My motivation for all this is going to have to come from constantly reminding myself that I want to buy a house, and before the year's end. If we buy before the end off 2009, we will get the $8,000 tax credit. I think that is more than we owed total last year! James has awesome credit but mine is still suffering a bit from when I went through my divorce. So in order for all this to work out, we need to pay off about $3500 in my debt to bump up my credit score and save some money for a down-payment. Holy moly do we have our work cut out for us! Actually, holy moly do I have my work cut out for me!

For obvious reasons, my husband has absolutely no faith in me. But if this little plan works, we could have a new house by Christmas and an extra $8,000 a few short months later. My car lease is going to expire next summer. That $8,000 will just about pay off the balance. A new house and a paid off car that I love?!?! I am totally game for that. I think I'm going to have post little sticky notes all over my house, car and wallet to keep myself on track!
~Andrea

Saturday, July 18, 2009

The Baby Story so far...

So, there are a few stories I am going to need to tell to support future stories. I suppose I'll start with the pregnancy story.

Starting from the beginning, I was diagnosed with Polycystic Ovarian Syndrome (PCOS) when I was 15. It means that I have a imbalance of certain sex hormones. This causes my follicles to not develop and rather to build up into little cysts on my ovaries. It is characterized by symptoms such as weight problems, acne, unwanted facial hair and, you guessed it, fertility issues.

So, how does this all relate to now? Well, we want a baby and it doesn't seem to be happening. I am just about to start my second month of fertility drugs. The first month was a complete failure.
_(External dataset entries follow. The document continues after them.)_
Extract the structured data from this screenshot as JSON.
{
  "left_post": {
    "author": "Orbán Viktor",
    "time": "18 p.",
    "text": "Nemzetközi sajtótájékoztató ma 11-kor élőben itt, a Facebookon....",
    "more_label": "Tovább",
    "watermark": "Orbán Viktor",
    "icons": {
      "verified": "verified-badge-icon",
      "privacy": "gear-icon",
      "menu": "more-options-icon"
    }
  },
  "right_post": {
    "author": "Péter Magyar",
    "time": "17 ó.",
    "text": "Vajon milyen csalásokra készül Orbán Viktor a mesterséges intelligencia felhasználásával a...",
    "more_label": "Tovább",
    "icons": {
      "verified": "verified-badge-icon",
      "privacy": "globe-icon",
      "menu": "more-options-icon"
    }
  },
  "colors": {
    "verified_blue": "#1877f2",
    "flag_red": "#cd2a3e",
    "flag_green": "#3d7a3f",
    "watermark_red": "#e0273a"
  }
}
My doctor has me taking a drug called Clomid to help me ovulate. She warned me that I have a chance of getting pregnant with multiples because the drug generally works so well. Not so much in my world. Not only did it not help me ovulate but I didn't end up growing a lining nor did any of my follicles mature.
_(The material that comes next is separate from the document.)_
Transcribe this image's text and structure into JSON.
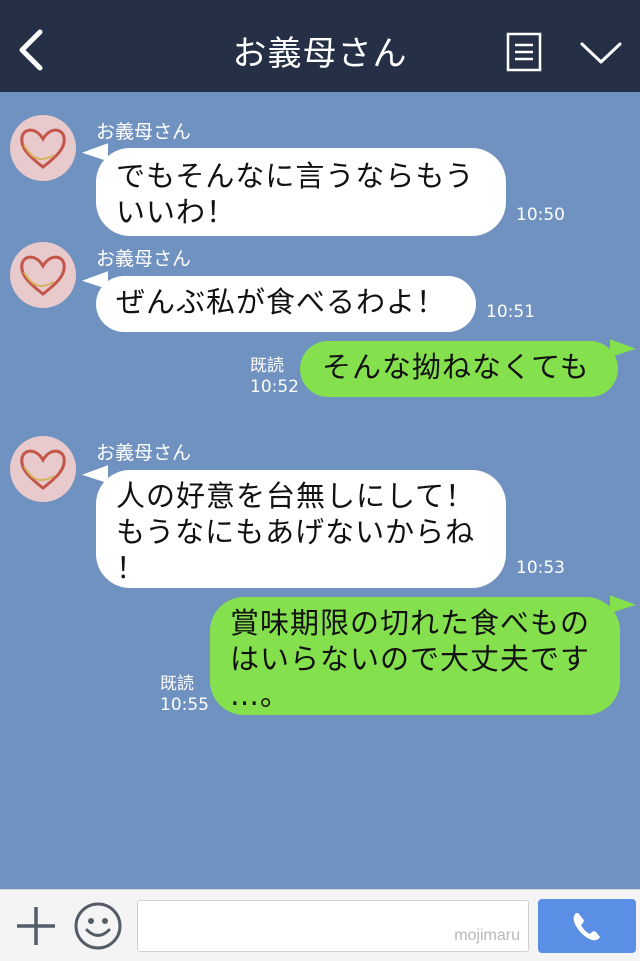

I have to confess that from the beginning of the "trying to get pregnant" adventure, my heart hasn't totally been into it. James was the driving force behind it. I went along with it because I see what a fantastic dad he is to Katie and I truly believe that he deserves to be a dad both biologically and to experience it from birth on. I had no idea how incredibly heart-breaking it would be to hear the doctor tell me the drugs didn't work. I was shocked to feel my body break down into sobs when I got to the solace of my bedroom. I've decided that maybe I really do want to have another child but the past is stopping me, scaring me. Perhaps the past is the next story I need to tell. Perhaps I'll be able to to let some things go then....
~Andrea

Friday, July 17, 2009

Life Spices huh?

My husband has always told me that writing sooths my soul. Don't tell him but he's right. I have a few reasons to start this blog. One is to give myself a place to "get it all out". The other reason is a bit more personal. Many know we are trying to have a baby. Many don't know why it is taking so long! It's hard to physically talk about all of that so this is going to be where you can find out whats going on 'cause I'm probably not going to talk about it with you!
I love to cook and I'm getting pretty good at it too. Spices are what make a dish memorable. I think life is that way too. Our experiences, good and bad, are what make our lives memorable. So with that said, welcome to the spices of my life!